World Bank takes major step on labour standards
World Bank President Paul Wolfowitz announced yesterday that the Bank has now taken a decision that all infrastructure projects funded by it in future would have fully to respect the core labour standards of the International Labour Organisation (ILO).
Brussels, 13 December 2006 (ITUC OnLine): World Bank President Paul Wolfowitz announced yesterday that the Bank has now taken a decision that all infrastructure projects funded by it in future would have fully to respect the core labour standards of the International Labour Organisation (ILO). Wolfowitz conveyed the decision at a meeting with international trade union officials in Washington DC. Some US$8 billion worth of projects funded each year will come under the new requirements, which are aimed at ensuring workers’ rights to trade union organisation and collective bargaining, freedom from discrimination in the workplace and the elimination of child labour and forced labour.
“This is an important step in the right direction, and we are pleased that the World Bank has now accepted our proposal. It reinforces the importance of fundamental workers’ rights in the global economy, and shows that the other economic and finance institutions must also meet these standards in full”, said ITUC General Secretary Guy Ryder.
The same standard has been applied by the World Bank’s private-sector lending arm, the International Finance Corporation (IFC), since May 2006. The union delegation also met with the Executive Vice-President of the IFC, Lars Thunell, to discuss implementation of the labour standards.
During their meeting with International Monetary Fund (IMF) Managing Director Rodrigo de Rato, the union leaders raised serious concerns about the growing global influence of hedge funds and speculative private investment. De Rato responded by setting out the IMF’s intention to increase research and expertise concerning the impact of hedge funds and financial speculation on real economic decision-makers, and emphasised the crucial importance of macroeconomic stability in establishing the basis for long-term, low-inflation economic growth.
The union delegation included representatives from 35 countries from all regions of the world, including ITUC affiliates, Global Union Federations and the Trade Union Advisory Committee to the OECD. They took part in three days of meetings with de Rato, Wolfowitz, IMF/World Bank Executive Directors and various other officials, to discuss the impact of the institutions’ programmes on decent work and on labour conditions.
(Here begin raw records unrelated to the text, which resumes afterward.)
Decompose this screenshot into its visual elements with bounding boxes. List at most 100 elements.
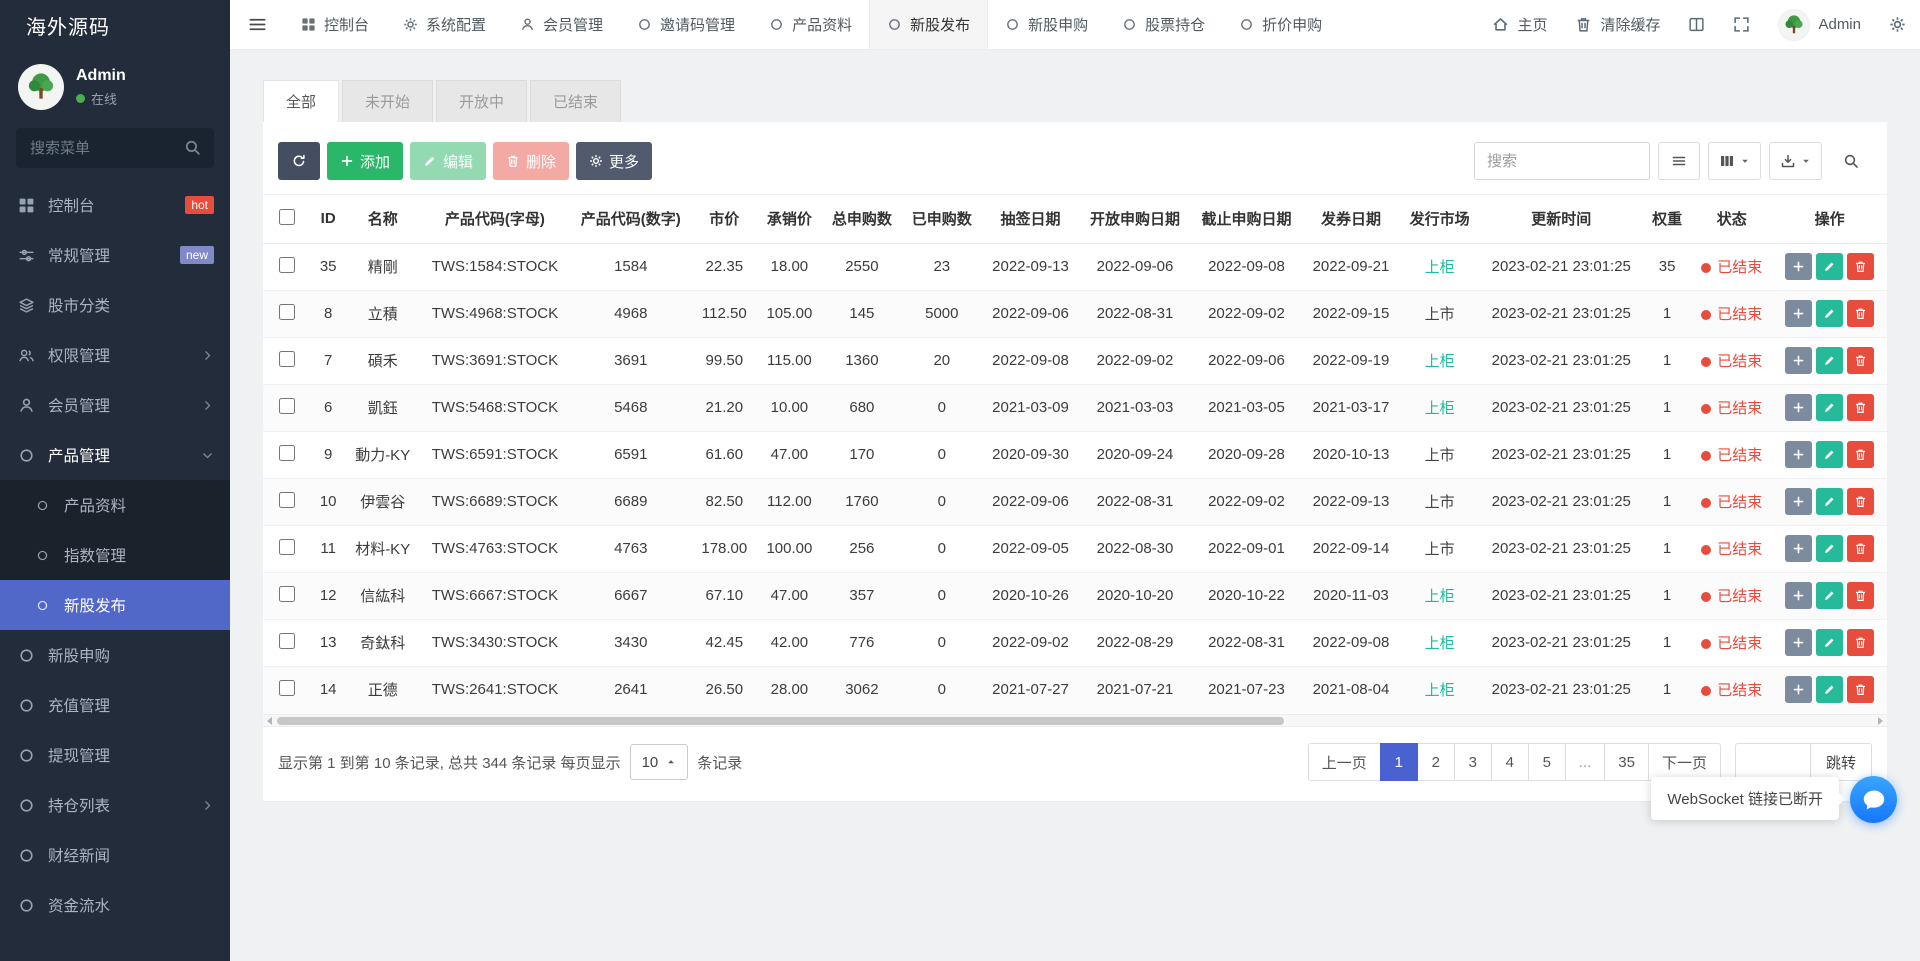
- row-plus-button[interactable]: [1785, 629, 1812, 656]
- per-page-select[interactable]: 10: [630, 744, 689, 780]
- column-header[interactable]: 抽签日期: [982, 195, 1080, 243]
- row-delete-button[interactable]: [1847, 535, 1874, 562]
- column-header[interactable]: 产品代码(字母): [420, 195, 570, 243]
- page-button[interactable]: 35: [1604, 743, 1649, 781]
- market-link[interactable]: 上柜: [1425, 400, 1455, 417]
- row-delete-button[interactable]: [1847, 300, 1874, 327]
- row-checkbox[interactable]: [279, 351, 295, 367]
- export-button[interactable]: [1769, 142, 1822, 180]
- row-edit-button[interactable]: [1816, 582, 1843, 609]
- tab-item[interactable]: 开放中: [436, 80, 527, 122]
- topnav-item[interactable]: 系统配置: [386, 0, 503, 49]
- columns-button[interactable]: [1708, 142, 1761, 180]
- tab-item[interactable]: 未开始: [342, 80, 433, 122]
- row-edit-button[interactable]: [1816, 441, 1843, 468]
- column-header[interactable]: 产品代码(数字): [570, 195, 692, 243]
- row-edit-button[interactable]: [1816, 488, 1843, 515]
- row-plus-button[interactable]: [1785, 347, 1812, 374]
- row-checkbox[interactable]: [279, 257, 295, 273]
- edit-button[interactable]: 编辑: [410, 142, 486, 180]
- market-link[interactable]: 上市: [1425, 541, 1455, 558]
- search-toggle-button[interactable]: [1830, 142, 1872, 180]
- column-header[interactable]: 操作: [1772, 195, 1887, 243]
- topnav-item[interactable]: 新股发布: [869, 0, 988, 49]
- page-button[interactable]: 2: [1417, 743, 1455, 781]
- hamburger-icon[interactable]: [230, 0, 284, 49]
- row-delete-button[interactable]: [1847, 676, 1874, 703]
- prev-page-button[interactable]: 上一页: [1308, 743, 1381, 781]
- topnav-item[interactable]: 折价申购: [1222, 0, 1339, 49]
- page-button[interactable]: 1: [1380, 743, 1418, 781]
- scroll-right-arrow-icon[interactable]: [1878, 717, 1883, 725]
- column-header[interactable]: 市价: [692, 195, 757, 243]
- market-link[interactable]: 上柜: [1425, 682, 1455, 699]
- column-header[interactable]: 发券日期: [1302, 195, 1400, 243]
- row-delete-button[interactable]: [1847, 582, 1874, 609]
- tab-item[interactable]: 已结束: [530, 80, 621, 122]
- column-header[interactable]: 开放申购日期: [1079, 195, 1190, 243]
- select-all-checkbox[interactable]: [279, 209, 295, 225]
- scrollbar-thumb[interactable]: [277, 717, 1284, 725]
- topnav-item[interactable]: 邀请码管理: [620, 0, 752, 49]
- fullscreen-button[interactable]: [1719, 0, 1764, 49]
- row-checkbox[interactable]: [279, 680, 295, 696]
- row-plus-button[interactable]: [1785, 300, 1812, 327]
- market-link[interactable]: 上市: [1425, 494, 1455, 511]
- column-header[interactable]: 名称: [345, 195, 420, 243]
- row-delete-button[interactable]: [1847, 253, 1874, 280]
- column-header[interactable]: 总申购数: [822, 195, 902, 243]
- chat-button[interactable]: [1850, 776, 1897, 823]
- add-button[interactable]: 添加: [327, 142, 403, 180]
- admin-menu[interactable]: Admin: [1764, 0, 1875, 49]
- tab-active[interactable]: 全部: [263, 80, 339, 122]
- refresh-button[interactable]: [278, 142, 320, 180]
- column-header[interactable]: 发行市场: [1400, 195, 1480, 243]
- delete-button[interactable]: 删除: [493, 142, 569, 180]
- sidebar-item[interactable]: 资金流水: [0, 880, 230, 930]
- settings-button[interactable]: [1875, 0, 1920, 49]
- home-button[interactable]: 主页: [1478, 0, 1561, 49]
- row-checkbox[interactable]: [279, 586, 295, 602]
- row-plus-button[interactable]: [1785, 488, 1812, 515]
- market-link[interactable]: 上柜: [1425, 635, 1455, 652]
- row-delete-button[interactable]: [1847, 347, 1874, 374]
- page-button[interactable]: 3: [1454, 743, 1492, 781]
- horizontal-scrollbar[interactable]: [263, 714, 1887, 727]
- column-header[interactable]: 状态: [1691, 195, 1772, 243]
- scroll-left-arrow-icon[interactable]: [267, 717, 272, 725]
- market-link[interactable]: 上柜: [1425, 588, 1455, 605]
- topnav-item[interactable]: 产品资料: [752, 0, 869, 49]
- sidebar-item[interactable]: 会员管理: [0, 380, 230, 430]
- row-plus-button[interactable]: [1785, 535, 1812, 562]
- column-header[interactable]: 权重: [1643, 195, 1691, 243]
- topnav-item[interactable]: 控制台: [284, 0, 386, 49]
- table-search-input[interactable]: [1474, 142, 1650, 180]
- sidebar-item[interactable]: 财经新闻: [0, 830, 230, 880]
- sidebar-subitem[interactable]: 新股发布: [0, 580, 230, 630]
- row-checkbox[interactable]: [279, 445, 295, 461]
- row-delete-button[interactable]: [1847, 394, 1874, 421]
- sidebar-item[interactable]: 充值管理: [0, 680, 230, 730]
- market-link[interactable]: 上柜: [1425, 259, 1455, 276]
- jump-page-input[interactable]: [1735, 743, 1811, 781]
- topnav-item[interactable]: 新股申购: [988, 0, 1105, 49]
- clear-cache-button[interactable]: 清除缓存: [1561, 0, 1674, 49]
- sidebar-item[interactable]: 新股申购: [0, 630, 230, 680]
- market-link[interactable]: 上市: [1425, 447, 1455, 464]
- column-header[interactable]: ID: [311, 195, 345, 243]
- row-plus-button[interactable]: [1785, 441, 1812, 468]
- column-header[interactable]: 截止申购日期: [1191, 195, 1302, 243]
- user-avatar[interactable]: [18, 64, 64, 110]
- row-checkbox[interactable]: [279, 492, 295, 508]
- row-edit-button[interactable]: [1816, 347, 1843, 374]
- row-checkbox[interactable]: [279, 539, 295, 555]
- page-button[interactable]: 5: [1528, 743, 1566, 781]
- topnav-item[interactable]: 会员管理: [503, 0, 620, 49]
- row-plus-button[interactable]: [1785, 394, 1812, 421]
- row-checkbox[interactable]: [279, 633, 295, 649]
- search-icon[interactable]: [184, 139, 201, 156]
- sidebar-item[interactable]: 持仓列表: [0, 780, 230, 830]
- layout-toggle-button[interactable]: [1674, 0, 1719, 49]
- row-checkbox[interactable]: [279, 304, 295, 320]
- page-button[interactable]: 4: [1491, 743, 1529, 781]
The trade union delegation pointed out serious inconsistencies at the World Bank concerning its treatment of Core Labour Standards and other labour issues. These included a World Bank report submitted last month to the government of China in which the Bank advised the government that it should not take seriously the question of “so-called “labour standards””. The union delegation reminded the Bank that wide-scale violation of the right to organize was taking place in China and was one of the root causes of the burgeoning inequality in that country. By advising China, an important Bank client, that it should avoid paying attention to the Core Labour Standards, the Bank was contributing to continued violation of the standards. The delegation also pointed to the negative impacts of Chinese lending overseas, since it is done in the absence of social and environmental standards, and in certain cases even involves forms of indentured labour.
ITUC General Secretary Guy Ryder criticized the World Bank and IMF for their continued use of the Bank’s Doing Business publication as the template for its country-level policy advice and conditionality on labour market reform. “Doing Business defines almost all labour regulations – such as hours of work, minimum wages, advance notice of mass dismissals and protection against discriminatory practices - as undue impediments to “doing business””, he emphasised. “We call on the Bank to remove labour regulation from the mandate of the Private-Sector Development department responsible for the publication.”
In response, World Bank Wolfowitz agreed that the methodology of the Doing Business publication would be reviewed, particularly with regard to the debatable proposition that firing workers easily was a positive element of business regulation. He undertook to look into the China report, and agreed that any suggestion that China need not respect workers’ basic human rights was unacceptable.
Further discussions with the IMF and World Bank concerned the recently-expanded debt cancellation initiative for low-income countries, Bank support for workplace HIV/AIDS programmes and the steps both institutions claim to have taken to reduce economic policy conditions attached to loans and debt relief on questions such as privatization, trade liberalization and public expenditure limits. The union representatives welcomed progress in these areas and called on the institutions to accelerate the reduction of conditionality that, in some cases, had led to the Bank and Fund working at cross-purposes with the UN system and impeding attainment of the Millennium Development Goals, for example when governments are obliged to constrain social expenditures so as to respect IMF-imposed public-spending caps.
This showed the need for the IMF and World Bank to work with the ILO and other UN agencies in policy coherence initiatives, as proposed by the World Commission on the Social Dimension of Globalization, which both institutions have welcomed as have the ILO and other UN agencies. Additionally, the ITUC presented the IMF a paper showing how inappropriate policy prescriptions had driven several developing-country governments, with the support of trade unions in these countries, to avoid further borrowing from the Fund.
Both Wolfowitz and de Rato concurred with trade union condemnation of corruption as an impediment to development, and spoke of the role that trade unions can play in exposing and fighting such corruption.